To prevent project teams from inadvertently bringing the filesystem down for everyone by writing unexpectedly large amounts of data, we apply per-project disk space quotas to projects on this filesystem. The default per-project quotas are as described in the above table; if you require more scratch space for your project than the default quota allows for, you can discuss your requirements with us during the project application process, or Contact our Support Team at any time.

We also have a regular cleaning policy as described in Automatic cleaning of nobackup filesystem.

Do not use the touch command or an equivalent to prevent the cleaning policy from removing unused files, because this behaviour would deprive the community of a shared resource.

The purpose of this policy is to ensure that any user will be able to analyse datasets up to 1 PB in size.

Freezer¶

Freezer is a tape storage system that employs the S3 protocol and is designed to hold large amounts of data that are accessed infrequently. Freezer is a great solution to prevent data being lost by our fortnightly auto-deletion policy or to run those quarterly, semi-annual or annual workflows.

See Freezer long term storage for more information.

The Freezer filesystem is a data cache for the Hierarchical Storage Management System, which automatically manages the movement of files between high performance disk storage and magnetic tape storage in an Automatic Tape Library (ATL). Files will remain on Freezer temporarily, typically for hours to days, before being moved to tape. A catalogue of files on tape will remain on the disk for quick access.

See more information about the long term storage see our documentation about the Freezer storage service.

Snapshots¶

If you have accidentally deleted data you can recover it from a snapshot.
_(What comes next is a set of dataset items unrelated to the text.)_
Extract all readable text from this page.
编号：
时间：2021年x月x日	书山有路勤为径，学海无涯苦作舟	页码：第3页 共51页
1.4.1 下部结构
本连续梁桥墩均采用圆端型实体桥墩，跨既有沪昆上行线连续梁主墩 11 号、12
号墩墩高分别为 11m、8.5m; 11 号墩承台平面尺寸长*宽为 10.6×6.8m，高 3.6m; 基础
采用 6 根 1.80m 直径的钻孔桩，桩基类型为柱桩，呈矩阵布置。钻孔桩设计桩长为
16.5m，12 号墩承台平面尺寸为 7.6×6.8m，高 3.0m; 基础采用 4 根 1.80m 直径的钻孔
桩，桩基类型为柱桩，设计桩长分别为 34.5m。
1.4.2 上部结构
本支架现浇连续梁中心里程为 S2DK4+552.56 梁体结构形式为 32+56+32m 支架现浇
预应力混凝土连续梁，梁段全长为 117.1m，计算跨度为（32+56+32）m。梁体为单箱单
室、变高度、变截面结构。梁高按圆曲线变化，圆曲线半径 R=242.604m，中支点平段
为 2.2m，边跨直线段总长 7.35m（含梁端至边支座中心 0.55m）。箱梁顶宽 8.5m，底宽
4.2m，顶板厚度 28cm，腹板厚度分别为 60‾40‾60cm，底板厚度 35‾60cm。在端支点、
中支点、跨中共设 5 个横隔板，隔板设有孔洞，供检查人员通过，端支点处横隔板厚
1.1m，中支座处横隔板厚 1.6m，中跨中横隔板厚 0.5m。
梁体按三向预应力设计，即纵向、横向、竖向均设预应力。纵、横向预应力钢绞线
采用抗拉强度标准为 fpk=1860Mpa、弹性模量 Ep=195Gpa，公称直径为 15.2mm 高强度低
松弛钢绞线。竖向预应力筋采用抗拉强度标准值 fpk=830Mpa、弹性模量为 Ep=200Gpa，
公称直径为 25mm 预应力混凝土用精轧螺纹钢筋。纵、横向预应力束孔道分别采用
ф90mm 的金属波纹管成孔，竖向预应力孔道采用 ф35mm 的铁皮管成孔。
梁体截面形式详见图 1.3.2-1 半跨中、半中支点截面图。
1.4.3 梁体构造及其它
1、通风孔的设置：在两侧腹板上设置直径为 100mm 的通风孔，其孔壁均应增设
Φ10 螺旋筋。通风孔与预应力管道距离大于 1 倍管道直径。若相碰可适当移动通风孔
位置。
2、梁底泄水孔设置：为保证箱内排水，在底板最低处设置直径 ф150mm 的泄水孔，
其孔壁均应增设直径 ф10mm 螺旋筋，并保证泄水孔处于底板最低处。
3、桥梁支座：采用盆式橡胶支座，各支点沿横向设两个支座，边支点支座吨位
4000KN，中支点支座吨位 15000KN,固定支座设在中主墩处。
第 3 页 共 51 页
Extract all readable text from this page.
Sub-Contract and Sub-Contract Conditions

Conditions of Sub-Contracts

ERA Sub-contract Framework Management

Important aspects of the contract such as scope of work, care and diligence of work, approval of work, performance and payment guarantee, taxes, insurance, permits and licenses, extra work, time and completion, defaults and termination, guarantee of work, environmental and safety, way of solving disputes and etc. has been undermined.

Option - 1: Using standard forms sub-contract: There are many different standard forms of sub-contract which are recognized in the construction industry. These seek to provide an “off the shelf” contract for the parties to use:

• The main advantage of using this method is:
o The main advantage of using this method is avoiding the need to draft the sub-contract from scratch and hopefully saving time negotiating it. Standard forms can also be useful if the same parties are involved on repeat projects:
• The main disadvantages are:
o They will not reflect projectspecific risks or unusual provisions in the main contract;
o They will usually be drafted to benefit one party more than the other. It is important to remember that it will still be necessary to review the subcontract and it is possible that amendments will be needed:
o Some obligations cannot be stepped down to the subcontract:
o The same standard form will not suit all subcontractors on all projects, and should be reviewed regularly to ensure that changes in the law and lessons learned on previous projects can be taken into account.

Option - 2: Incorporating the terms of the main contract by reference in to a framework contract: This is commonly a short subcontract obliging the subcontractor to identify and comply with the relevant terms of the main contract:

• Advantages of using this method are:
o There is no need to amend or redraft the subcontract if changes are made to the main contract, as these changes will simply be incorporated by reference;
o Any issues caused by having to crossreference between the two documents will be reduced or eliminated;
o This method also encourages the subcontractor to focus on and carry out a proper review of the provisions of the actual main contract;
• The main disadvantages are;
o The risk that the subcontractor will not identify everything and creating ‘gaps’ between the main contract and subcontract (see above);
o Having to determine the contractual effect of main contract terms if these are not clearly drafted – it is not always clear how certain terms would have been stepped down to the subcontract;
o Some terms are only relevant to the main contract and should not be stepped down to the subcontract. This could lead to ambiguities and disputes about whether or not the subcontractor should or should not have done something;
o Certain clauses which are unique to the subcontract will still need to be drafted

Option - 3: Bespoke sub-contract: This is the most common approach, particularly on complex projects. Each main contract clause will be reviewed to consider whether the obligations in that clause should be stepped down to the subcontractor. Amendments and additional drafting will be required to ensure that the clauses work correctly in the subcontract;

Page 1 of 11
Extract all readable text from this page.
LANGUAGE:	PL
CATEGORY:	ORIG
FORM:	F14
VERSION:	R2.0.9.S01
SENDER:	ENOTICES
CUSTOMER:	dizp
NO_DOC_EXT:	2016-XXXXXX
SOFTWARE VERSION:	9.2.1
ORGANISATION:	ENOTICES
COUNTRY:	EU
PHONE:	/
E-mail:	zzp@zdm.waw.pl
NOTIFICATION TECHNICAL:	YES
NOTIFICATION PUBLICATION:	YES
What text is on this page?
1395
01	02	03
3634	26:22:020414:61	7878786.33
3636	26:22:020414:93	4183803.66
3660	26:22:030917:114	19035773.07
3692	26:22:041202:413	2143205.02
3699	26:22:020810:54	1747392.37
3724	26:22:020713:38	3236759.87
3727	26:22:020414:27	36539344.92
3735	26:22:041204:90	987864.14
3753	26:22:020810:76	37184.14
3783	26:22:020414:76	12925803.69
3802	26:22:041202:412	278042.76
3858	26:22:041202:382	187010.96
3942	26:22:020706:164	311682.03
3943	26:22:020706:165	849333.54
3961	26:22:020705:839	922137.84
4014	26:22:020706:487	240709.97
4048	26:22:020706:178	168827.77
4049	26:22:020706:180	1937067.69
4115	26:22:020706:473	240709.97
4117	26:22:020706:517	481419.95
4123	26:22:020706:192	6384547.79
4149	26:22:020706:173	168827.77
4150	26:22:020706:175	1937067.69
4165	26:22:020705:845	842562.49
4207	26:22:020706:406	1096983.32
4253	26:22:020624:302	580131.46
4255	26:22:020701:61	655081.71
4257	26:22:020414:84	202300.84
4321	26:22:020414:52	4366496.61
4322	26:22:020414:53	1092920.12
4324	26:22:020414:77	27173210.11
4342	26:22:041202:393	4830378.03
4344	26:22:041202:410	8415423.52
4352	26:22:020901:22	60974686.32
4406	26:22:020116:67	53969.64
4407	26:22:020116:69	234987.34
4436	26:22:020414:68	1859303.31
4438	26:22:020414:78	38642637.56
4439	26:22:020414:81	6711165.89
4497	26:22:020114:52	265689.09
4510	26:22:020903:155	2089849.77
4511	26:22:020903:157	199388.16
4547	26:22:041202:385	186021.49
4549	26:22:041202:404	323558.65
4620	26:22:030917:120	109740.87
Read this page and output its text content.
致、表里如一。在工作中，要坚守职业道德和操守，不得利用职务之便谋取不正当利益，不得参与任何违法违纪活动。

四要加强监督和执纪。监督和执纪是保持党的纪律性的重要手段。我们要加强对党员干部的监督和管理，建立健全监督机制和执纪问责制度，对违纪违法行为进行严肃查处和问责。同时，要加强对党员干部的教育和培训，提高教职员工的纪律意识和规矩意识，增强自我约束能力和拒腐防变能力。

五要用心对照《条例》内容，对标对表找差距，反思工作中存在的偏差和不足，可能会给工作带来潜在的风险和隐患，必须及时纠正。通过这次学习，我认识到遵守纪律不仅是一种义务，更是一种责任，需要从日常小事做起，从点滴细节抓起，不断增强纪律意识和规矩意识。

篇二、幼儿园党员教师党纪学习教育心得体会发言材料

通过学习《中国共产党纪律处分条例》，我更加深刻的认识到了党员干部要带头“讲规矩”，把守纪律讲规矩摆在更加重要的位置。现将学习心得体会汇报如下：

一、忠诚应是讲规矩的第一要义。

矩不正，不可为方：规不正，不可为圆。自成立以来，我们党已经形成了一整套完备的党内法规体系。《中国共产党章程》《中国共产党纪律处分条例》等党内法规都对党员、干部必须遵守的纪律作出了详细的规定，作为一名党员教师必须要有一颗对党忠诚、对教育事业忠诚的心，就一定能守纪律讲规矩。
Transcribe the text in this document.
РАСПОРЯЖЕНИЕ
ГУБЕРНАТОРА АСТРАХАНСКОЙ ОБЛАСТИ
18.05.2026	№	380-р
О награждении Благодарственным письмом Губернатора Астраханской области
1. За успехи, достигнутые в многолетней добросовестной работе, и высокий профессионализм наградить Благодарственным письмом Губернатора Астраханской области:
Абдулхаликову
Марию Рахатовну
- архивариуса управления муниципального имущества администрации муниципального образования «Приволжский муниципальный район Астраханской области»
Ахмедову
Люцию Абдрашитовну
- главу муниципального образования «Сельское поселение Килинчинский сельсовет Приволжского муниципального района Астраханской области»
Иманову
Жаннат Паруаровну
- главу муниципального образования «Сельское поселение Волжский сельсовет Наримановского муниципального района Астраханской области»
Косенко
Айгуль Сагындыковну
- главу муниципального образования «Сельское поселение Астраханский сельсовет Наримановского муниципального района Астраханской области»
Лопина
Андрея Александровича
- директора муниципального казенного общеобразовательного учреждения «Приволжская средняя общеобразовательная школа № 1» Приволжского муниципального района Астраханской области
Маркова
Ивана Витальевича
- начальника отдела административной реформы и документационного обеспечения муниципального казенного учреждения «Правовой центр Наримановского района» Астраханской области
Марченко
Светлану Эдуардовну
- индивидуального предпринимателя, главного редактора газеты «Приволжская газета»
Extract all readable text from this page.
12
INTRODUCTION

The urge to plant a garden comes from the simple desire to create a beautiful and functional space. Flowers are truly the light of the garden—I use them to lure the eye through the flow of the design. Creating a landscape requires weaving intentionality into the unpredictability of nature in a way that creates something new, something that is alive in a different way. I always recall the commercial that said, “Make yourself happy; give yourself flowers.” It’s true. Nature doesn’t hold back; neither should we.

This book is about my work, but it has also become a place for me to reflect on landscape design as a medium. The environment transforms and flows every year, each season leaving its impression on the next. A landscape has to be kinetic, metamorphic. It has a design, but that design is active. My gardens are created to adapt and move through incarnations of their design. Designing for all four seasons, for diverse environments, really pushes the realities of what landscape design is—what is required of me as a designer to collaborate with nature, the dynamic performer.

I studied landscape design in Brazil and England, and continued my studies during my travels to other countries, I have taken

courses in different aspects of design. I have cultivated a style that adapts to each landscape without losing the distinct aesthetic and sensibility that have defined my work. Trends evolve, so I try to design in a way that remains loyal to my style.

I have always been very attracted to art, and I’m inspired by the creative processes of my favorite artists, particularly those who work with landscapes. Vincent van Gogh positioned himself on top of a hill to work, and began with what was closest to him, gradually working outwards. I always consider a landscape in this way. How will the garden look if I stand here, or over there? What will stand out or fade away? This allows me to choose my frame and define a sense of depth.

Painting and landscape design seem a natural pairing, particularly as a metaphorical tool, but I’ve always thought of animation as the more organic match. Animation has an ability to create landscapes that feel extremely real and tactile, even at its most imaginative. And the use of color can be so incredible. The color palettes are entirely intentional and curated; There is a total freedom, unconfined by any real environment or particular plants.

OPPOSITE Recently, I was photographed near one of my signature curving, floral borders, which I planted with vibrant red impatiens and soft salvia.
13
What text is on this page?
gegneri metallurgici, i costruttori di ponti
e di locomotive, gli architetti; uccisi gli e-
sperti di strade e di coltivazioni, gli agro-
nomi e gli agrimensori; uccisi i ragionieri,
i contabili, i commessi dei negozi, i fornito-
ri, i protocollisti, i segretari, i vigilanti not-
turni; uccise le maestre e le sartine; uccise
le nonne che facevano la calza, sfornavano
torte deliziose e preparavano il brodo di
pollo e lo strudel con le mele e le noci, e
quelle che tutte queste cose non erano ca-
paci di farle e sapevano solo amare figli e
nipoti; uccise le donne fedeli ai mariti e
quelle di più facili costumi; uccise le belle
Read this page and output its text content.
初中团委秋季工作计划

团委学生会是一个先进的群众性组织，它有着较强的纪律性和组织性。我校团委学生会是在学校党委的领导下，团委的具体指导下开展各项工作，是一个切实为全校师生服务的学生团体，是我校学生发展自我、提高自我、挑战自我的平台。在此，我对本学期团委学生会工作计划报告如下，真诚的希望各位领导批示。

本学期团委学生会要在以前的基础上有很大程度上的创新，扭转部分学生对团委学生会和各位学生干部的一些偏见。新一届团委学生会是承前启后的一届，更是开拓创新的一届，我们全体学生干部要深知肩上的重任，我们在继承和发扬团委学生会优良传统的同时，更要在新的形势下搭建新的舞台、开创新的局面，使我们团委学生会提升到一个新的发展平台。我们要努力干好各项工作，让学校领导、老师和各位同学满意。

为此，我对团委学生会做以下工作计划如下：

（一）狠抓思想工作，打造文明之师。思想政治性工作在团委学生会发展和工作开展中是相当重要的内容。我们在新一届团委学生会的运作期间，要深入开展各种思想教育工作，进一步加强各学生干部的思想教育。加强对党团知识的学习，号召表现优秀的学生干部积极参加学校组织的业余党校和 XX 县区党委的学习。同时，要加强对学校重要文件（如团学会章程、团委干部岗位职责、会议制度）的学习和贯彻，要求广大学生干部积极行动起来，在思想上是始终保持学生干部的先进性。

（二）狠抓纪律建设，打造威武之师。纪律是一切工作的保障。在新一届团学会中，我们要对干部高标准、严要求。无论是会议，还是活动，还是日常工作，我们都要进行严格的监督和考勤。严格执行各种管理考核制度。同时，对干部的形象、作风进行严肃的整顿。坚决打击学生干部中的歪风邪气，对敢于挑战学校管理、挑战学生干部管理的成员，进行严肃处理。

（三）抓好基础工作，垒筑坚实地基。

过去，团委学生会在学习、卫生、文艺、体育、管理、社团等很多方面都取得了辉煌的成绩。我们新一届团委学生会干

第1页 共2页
Snapshots are taken daily of home/ and project directories If you cannot find it in a snapshot, please ask us to recover it for you by Contact our Support Team

This page will guide you through best practices for storing your data on Mahuika.

Temporary Files¶

Some programs create files that are not needed after the process has finished. If these are not automatically cleaned up by the program they can take up a large amount of space or just become very numerous, which can be problematic as many of the services running behind the scenes in Mahuika are affected by the number of files on our systems.

Within batch jobs it is best to place any temporary files into a temporary directory, which can be in memory or in fast storage local to the compute node. These directories are automatically removed at the end of the job.

On login nodes there is a fast /tmp filesystem for very transient files, and if you need something larger then nobackup (scratch) is the best choice. In either case, please delete all temporary files as soon as is practical.

Best Practices¶

The 3,2,1 Rule¶

It is vital that files that are important to your work are backed up after you have processed them and want to move them off Mahuika. The 3,2,1 rule is best practise for storing and backing up files to minimise lose of mission critical data. The rule is:

3 Copies: Keep your original data plus two backups.
2 Media Types: Store backups on different media (e.g., internal hard drive, external hard drives, cloud, network attached storage device, high capacity storage, freezer).
1 Offsite: Keep one copy physically separate (e.g., cloud, freezer, high capacity storage, offsite drive) to survive local disasters.

Where to run jobs¶

It is best practice to perform your calculations/simulations in the following order:

Perform your calculations/simulations in nobackup (scratch) and/or per-job temporary directories.
After analysis, any data you want to keep for further analysis and that you will access regularly should be kept in project.
If you have gigabytes or terabytes of data that you need to keep on Mahuika but don't have enough space on project and do not access regularly, you should consider moving this data onto Freezer. Freezer is designed to keep mass amounts of data on that you will only need to access every few months. See Freezer long term storage for more information.
project is limited in space, so any data you can move off Mahuika should be when you are either done with the data, or you can do analysis of the data on your own computer. See I would like to move data off Mahuika. What are my options?.